林竞不知道被王宏余叫到了哪里, 一连两节大自习都没上,直到放学铃响也没见影。

讲台上,宁芳菲一边收拾教案一边乐:“我说诸位, 积极收拾哪门子书包呢,今天开始正式上晚自习, 忘了?”

教室里静默三秒,然后就开始嗷嗷抗议,猿声啼不住那种。

怪不得隔壁那帮孙子一下课就狂奔, 敢情是去食堂抢饭的?!

呼呼啦啦兵荒马乱,没过几分钟, 高二一班的教室也空了四分之三。

季星凌叫住前桌:“哎, 你知不知林竞去干嘛了?”

“不清楚。”李陌远猜测,“可能在王老师办公室吧。”

季星凌微微皱眉,李陌远都不知道, 所以应该不是竞赛评奖方面的事?那究竟在谈什么, 居然能谈两个小时。

不知道哪根神经搭错, 大少爷不由自主就脑补出了“小林老师滔滔不绝向班主任陈述同桌恶行,并且强烈要求换位置”的生动画面。

……我操。

不行,不OK。

于一舟按住他的肩膀:“走,吃饭。”

季星凌意兴阑珊把书丢进桌斗,和他一起往芙蓉苑走, 沿途当然是偶遇不到小林老师的,食堂里也没有。

葛浩递给两人一人一瓶水,自己去买一楼的咖喱牛肉饭。季星凌没什么胃口, 只搭起胳膊靠在椅子上,心不在焉看着打菜窗口。于一舟在他面前晃晃手:“星哥,醒来了,你知不知道你现在看起来真的很像视察卫生工作的老牛。”

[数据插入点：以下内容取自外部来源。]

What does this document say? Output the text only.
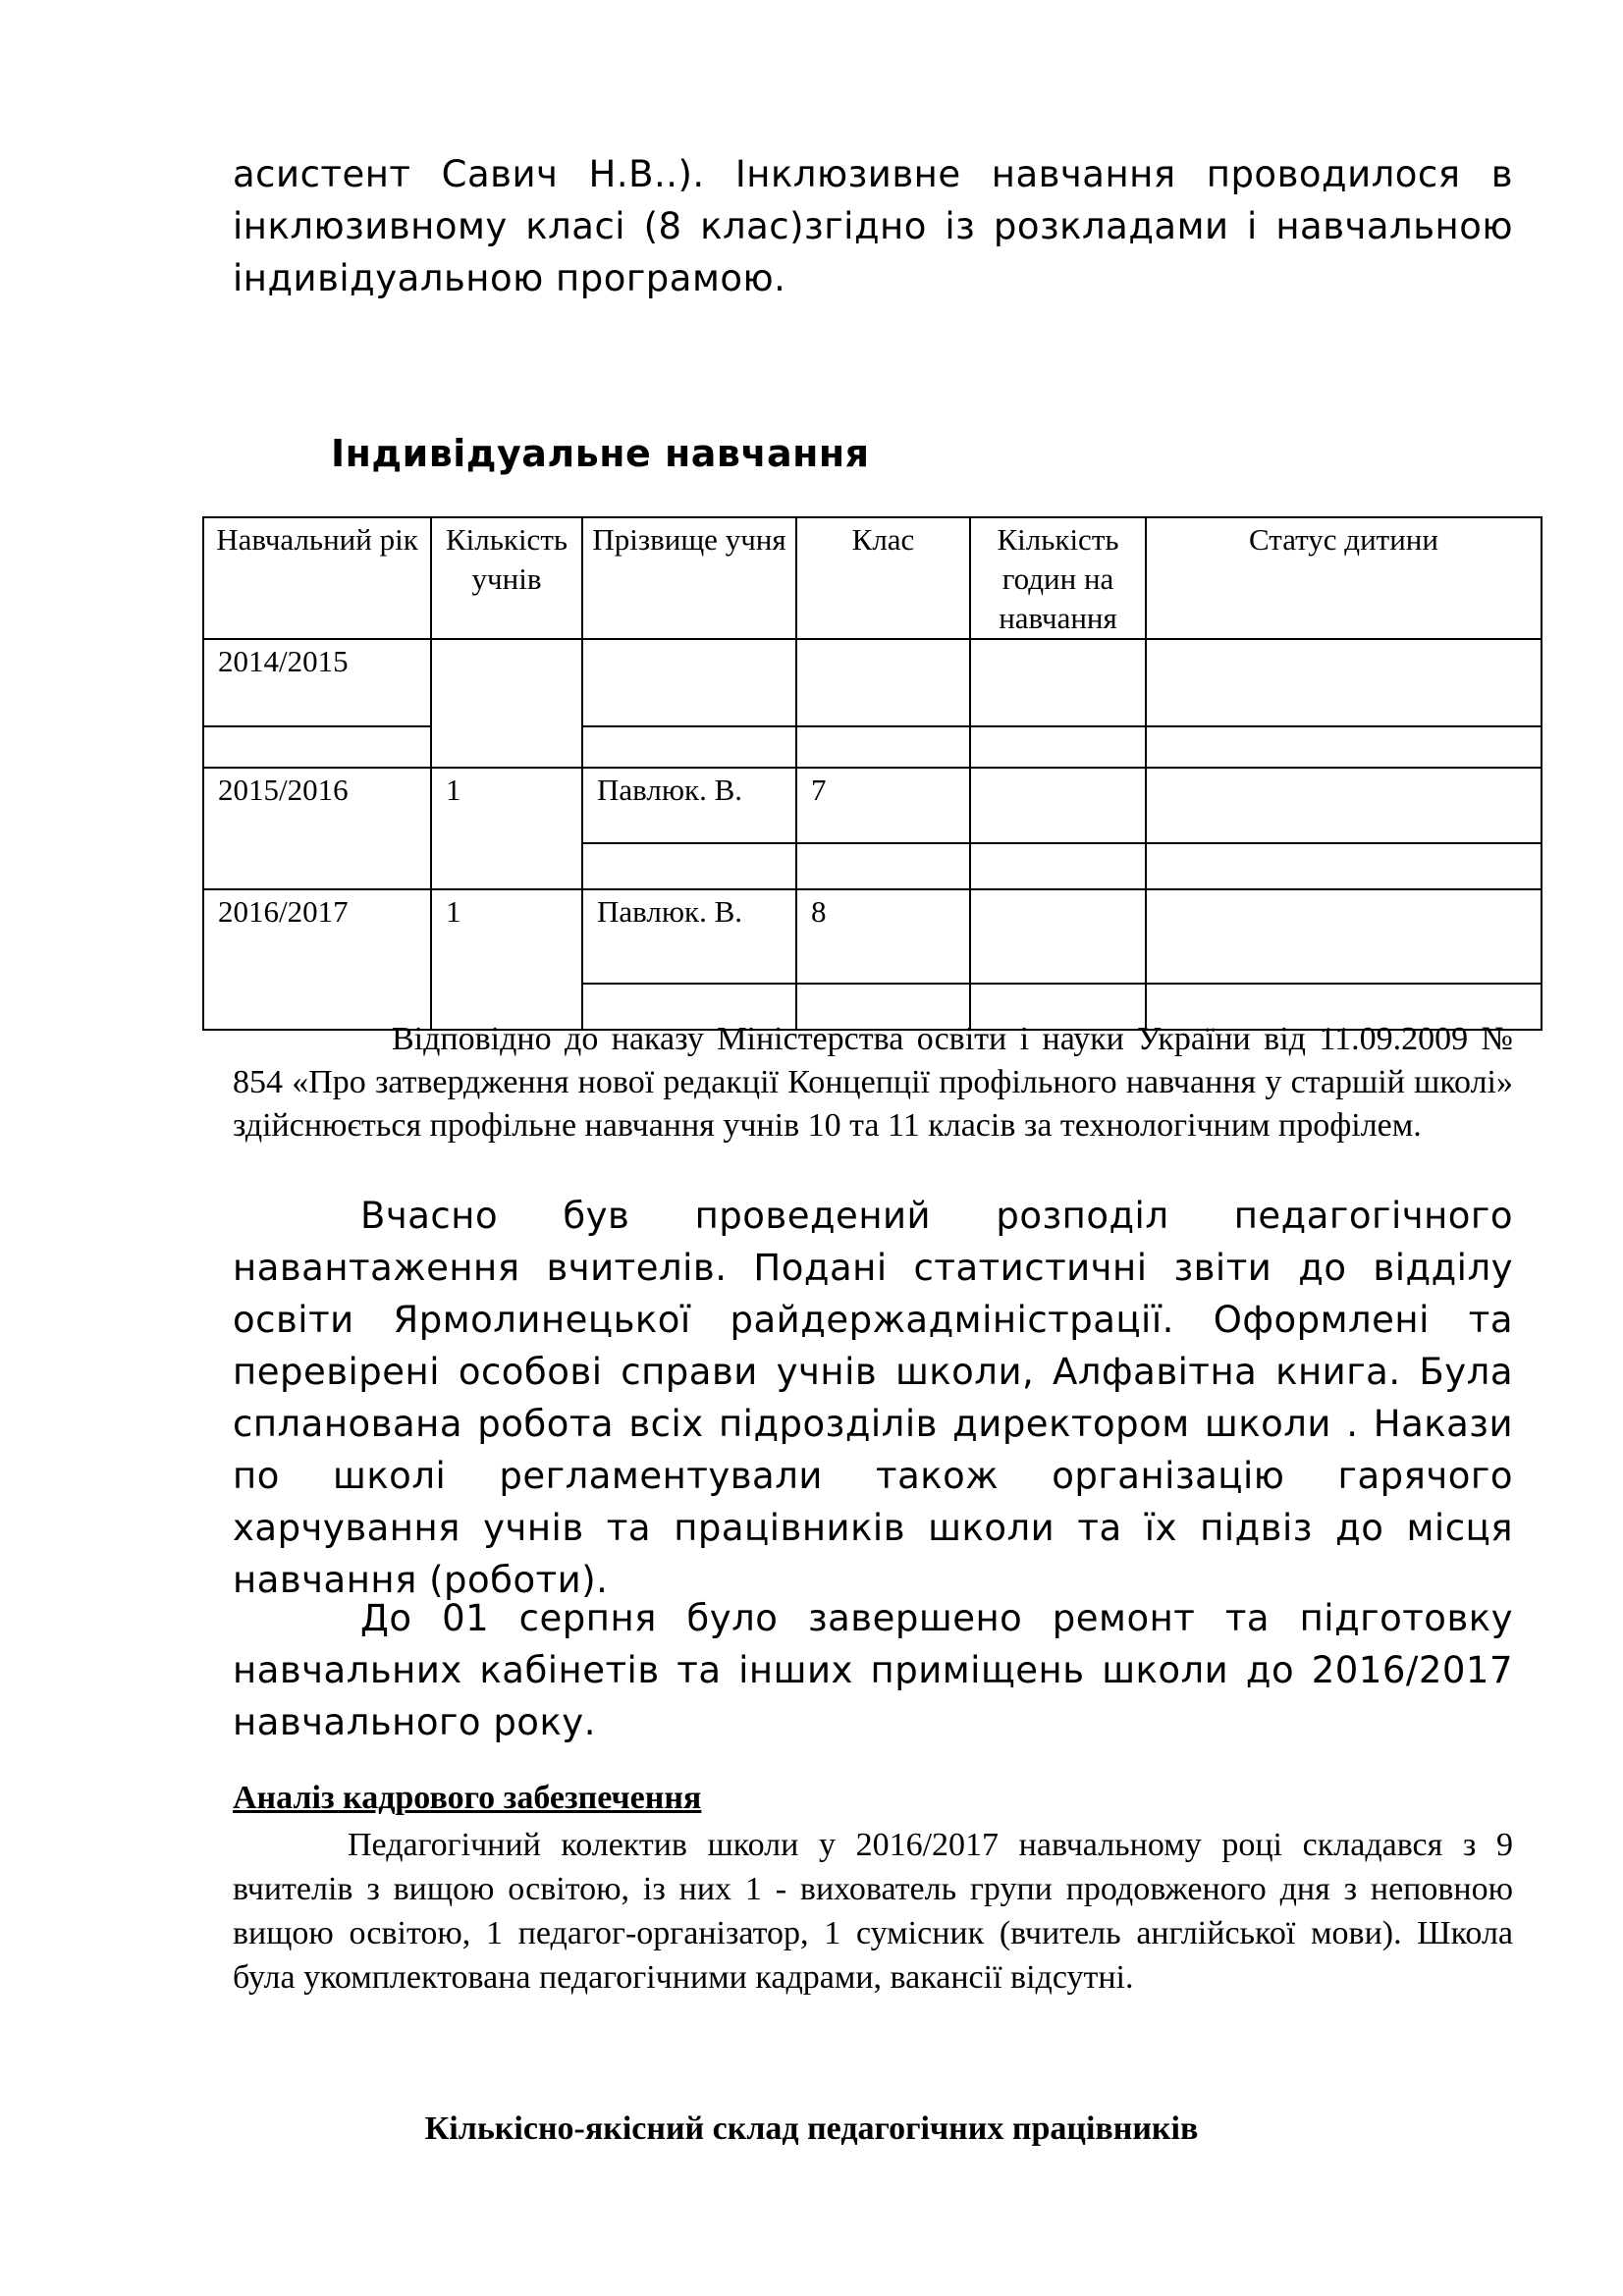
асистент Савич Н.В..). Інклюзивне навчання проводилося в інклюзивному класі (8 клас)згідно із розкладами і навчальною індивідуальною програмою.

Індивідуальне навчання
Навчальний рік	Кількість учнів	Прізвище учня	Клас	Кількість годин на навчання	Статус дитини
2014/2015					

2015/2016	1	Павлюк. В.	7		

2016/2017	1	Павлюк. В.	8		

Відповідно до наказу Міністерства освіти і науки України від 11.09.2009 № 854 «Про затвердження нової редакції Концепції профільного навчання у старшій школі» здійснюється профільне навчання учнів 10 та 11 класів за технологічним профілем.

Вчасно був проведений розподіл педагогічного навантаження вчителів. Подані статистичні звіти до відділу освіти Ярмолинецької райдержадміністрації. Оформлені та перевірені особові справи учнів школи, Алфавітна книга. Була спланована робота всіх підрозділів директором школи . Накази по школі регламентували також організацію гарячого харчування учнів та працівників школи та їх підвіз до місця навчання (роботи).

До 01 серпня було завершено ремонт та підготовку навчальних кабінетів та інших приміщень школи до 2016/2017 навчального року.

Аналіз кадрового забезпечення

Педагогічний колектив школи у 2016/2017 навчальному році складався з 9 вчителів з вищою освітою, із них 1 - вихователь групи продовженого дня з неповною вищою освітою, 1 педагог-організатор, 1 сумісник (вчитель англійської мови). Школа була укомплектована педагогічними кадрами, вакансії відсутні.

Кількісно-якісний склад педагогічних працівників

想起牛卫东那张脸,季星凌食欲直降负值:“不想吃,你随便点吧。”

“行。”于一舟给自己要了碗排骨粉,又到鲜榨窗口端回一杯粉红色饮料,杯口点缀假珍珠,旁边还有几个猫爪棉花糖,“来,请你。”

季星凌一愣:“这什么破玩意?”

“草莓牛奶。”于一舟回答,“配合一下你这茶饭不思的青春期少男情怀。”

“滚!”

这满杯粉红的少男情怀实在辣眼睛,大少爷充分发挥校霸本色,强迫于一舟现场表演一口闷。葛浩端着餐盘坐下,也跟着乐,顺便提了一句:“我刚在一楼碰到林哥了,和几个高一女生在一起,好像刚开完会。”

季星凌没听明白:“他和女生开什么会?”

葛浩拧开饮料:“就重点大学自主招生的介绍会,我们去年不也有吗,林哥是中途转来的,所以老王安排他和这一届的高一一起听。”

于一舟冲季星凌扬扬下巴:“哎,我去把人叫上来?估计他和那群女生完全不熟。”

“我看有说有笑,应该还挺熟的。”葛浩插话,“而且林哥就过来买个水,买完就走了。”

于一舟意味深长:“哦。”

季星凌把手里的空瓶投进垃圾桶,懒洋洋起身去窗口买饭。不知道为什么,刚才听葛浩说林竞不在一楼,他居然有些如释重负的感觉,毕竟……那个,还是需要先道个歉的。

那么问题就来了,季星凌打架逃学的经验不少,道过的歉却寥寥可数,哪怕知道自己有错在先,还是有些拉不下来面子,没想好该怎么开口。尤其小林老师那张嘴,和巴|雷|特M82A1狙|击步|枪也差不了许多,网络百科大概是这么介绍的,精度高威力大射程远,可把一千米以外的目标人物拦腰打成两半。

大少爷不是很想当场两半,所以他幻想了一下,同桌折服于自己的人格魅力,主动忽略冷战事件的概率有多少。

然后得出结论,差不多也就等于零吧,或者还可以更自信一点,去掉差不多,就他妈等于零。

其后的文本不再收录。